Acme Blues Company, a former Northern Virginia group that included harmonica player and vocalist Waverly Milor, once described themselves as 'Industrial Strength Blues." Such a description might be applied to Milor's present group, Hard Swimmin' Fish, also based in Northern and Central Virginia. Its other members are Demian Lewis on guitar, banjo and vocals, Randy Ball on bass, and Jason Walker on drums and percussion. On their latest self-produced album, they are supported by the organ of John Sharrar on one selection.

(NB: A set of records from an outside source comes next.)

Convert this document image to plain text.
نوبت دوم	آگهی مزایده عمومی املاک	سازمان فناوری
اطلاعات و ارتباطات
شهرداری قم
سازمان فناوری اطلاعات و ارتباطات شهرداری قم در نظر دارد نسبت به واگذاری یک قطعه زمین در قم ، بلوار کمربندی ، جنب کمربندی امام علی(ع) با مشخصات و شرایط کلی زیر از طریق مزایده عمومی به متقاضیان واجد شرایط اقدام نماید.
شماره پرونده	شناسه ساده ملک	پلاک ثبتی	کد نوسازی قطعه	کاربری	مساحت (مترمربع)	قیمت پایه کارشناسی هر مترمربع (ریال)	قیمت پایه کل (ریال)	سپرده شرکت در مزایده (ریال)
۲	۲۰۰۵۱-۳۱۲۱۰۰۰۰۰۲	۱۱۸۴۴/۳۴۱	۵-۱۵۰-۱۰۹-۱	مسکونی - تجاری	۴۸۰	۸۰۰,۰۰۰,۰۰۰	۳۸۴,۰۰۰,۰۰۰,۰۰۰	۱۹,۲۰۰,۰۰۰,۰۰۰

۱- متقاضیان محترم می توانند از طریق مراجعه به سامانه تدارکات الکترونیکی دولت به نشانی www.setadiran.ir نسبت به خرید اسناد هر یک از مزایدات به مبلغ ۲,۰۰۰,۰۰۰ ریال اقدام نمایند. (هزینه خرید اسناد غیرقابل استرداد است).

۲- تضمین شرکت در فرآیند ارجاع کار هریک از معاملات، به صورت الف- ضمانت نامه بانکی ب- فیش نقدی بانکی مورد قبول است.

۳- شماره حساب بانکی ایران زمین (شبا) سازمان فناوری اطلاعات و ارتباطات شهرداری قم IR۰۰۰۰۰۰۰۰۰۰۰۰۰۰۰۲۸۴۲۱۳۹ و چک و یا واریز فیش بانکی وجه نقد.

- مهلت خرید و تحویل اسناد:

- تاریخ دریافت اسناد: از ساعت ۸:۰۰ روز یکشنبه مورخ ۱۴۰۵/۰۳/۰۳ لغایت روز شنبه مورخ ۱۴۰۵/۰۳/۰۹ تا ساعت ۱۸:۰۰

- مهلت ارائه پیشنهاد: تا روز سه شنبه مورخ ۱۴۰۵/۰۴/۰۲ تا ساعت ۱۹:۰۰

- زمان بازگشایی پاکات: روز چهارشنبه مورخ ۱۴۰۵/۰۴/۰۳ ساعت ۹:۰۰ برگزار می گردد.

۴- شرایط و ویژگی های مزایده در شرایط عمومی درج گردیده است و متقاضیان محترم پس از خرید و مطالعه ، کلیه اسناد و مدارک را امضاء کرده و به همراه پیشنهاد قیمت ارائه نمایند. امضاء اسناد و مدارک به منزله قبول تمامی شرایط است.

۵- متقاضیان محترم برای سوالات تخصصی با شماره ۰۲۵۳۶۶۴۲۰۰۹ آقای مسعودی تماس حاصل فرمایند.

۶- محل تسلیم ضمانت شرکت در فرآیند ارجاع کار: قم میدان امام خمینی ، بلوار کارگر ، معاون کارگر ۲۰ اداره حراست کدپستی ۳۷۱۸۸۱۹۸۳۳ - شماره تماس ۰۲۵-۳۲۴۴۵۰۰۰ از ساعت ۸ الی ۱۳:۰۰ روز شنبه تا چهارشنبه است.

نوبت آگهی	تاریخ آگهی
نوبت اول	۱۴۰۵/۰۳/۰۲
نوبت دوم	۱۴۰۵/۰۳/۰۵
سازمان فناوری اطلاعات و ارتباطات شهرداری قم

On their website, they describe themselves, "Hard Swimmin’ Fish is an ensemble deeply rooted in the traditions of American music. Our down home roots sound pilfers from the best that early American music has to offer including blues, jazz, funk and swing, and churn it all up into a spicy brew that is familiar yet uniquely our own." Listening to this latest release, one is struct by the blues center of the performances and the impressive ensemble playing that overshadows the instrumental solos which are quick and to the point.
The tenor of their sound is set with the insistent, machine-like groove of the opening title song as Milor gruffly delivers the lyrics of being a true believer tied to the stake with his overdubbed harmonica adding feel of the performance. Plenty of grit follows on "Five Years Hard Labor," with its chugging rhythm and his being let go from his job for his five years of hard labor and having his woman walk out the door. "Come Together" is not the Beatles number, but a Lewis original with him laying down some hot acoustic slide guitar set against a tight groove. Covers include a straight, rocking treatment of Howlin' Wolf's "Howlin' For My Darling"; an atmospheric reworking of Little Willie John's classic "Need Your Love So Bad," with one of the nicest vocals on this and organ from Sharrar; and a warp speed rendition of the classic Ray Charles stomp "Mess Around."
A traditional gospel number, "Don't Let the Devil Ride" which segues into "Wish I Was In Heaven Sitting Down,"closes out this latest release that perhaps exhibits why Hard Swimmin' Fish has been developing a following around Northern and Central Virginia and parts of Maryland.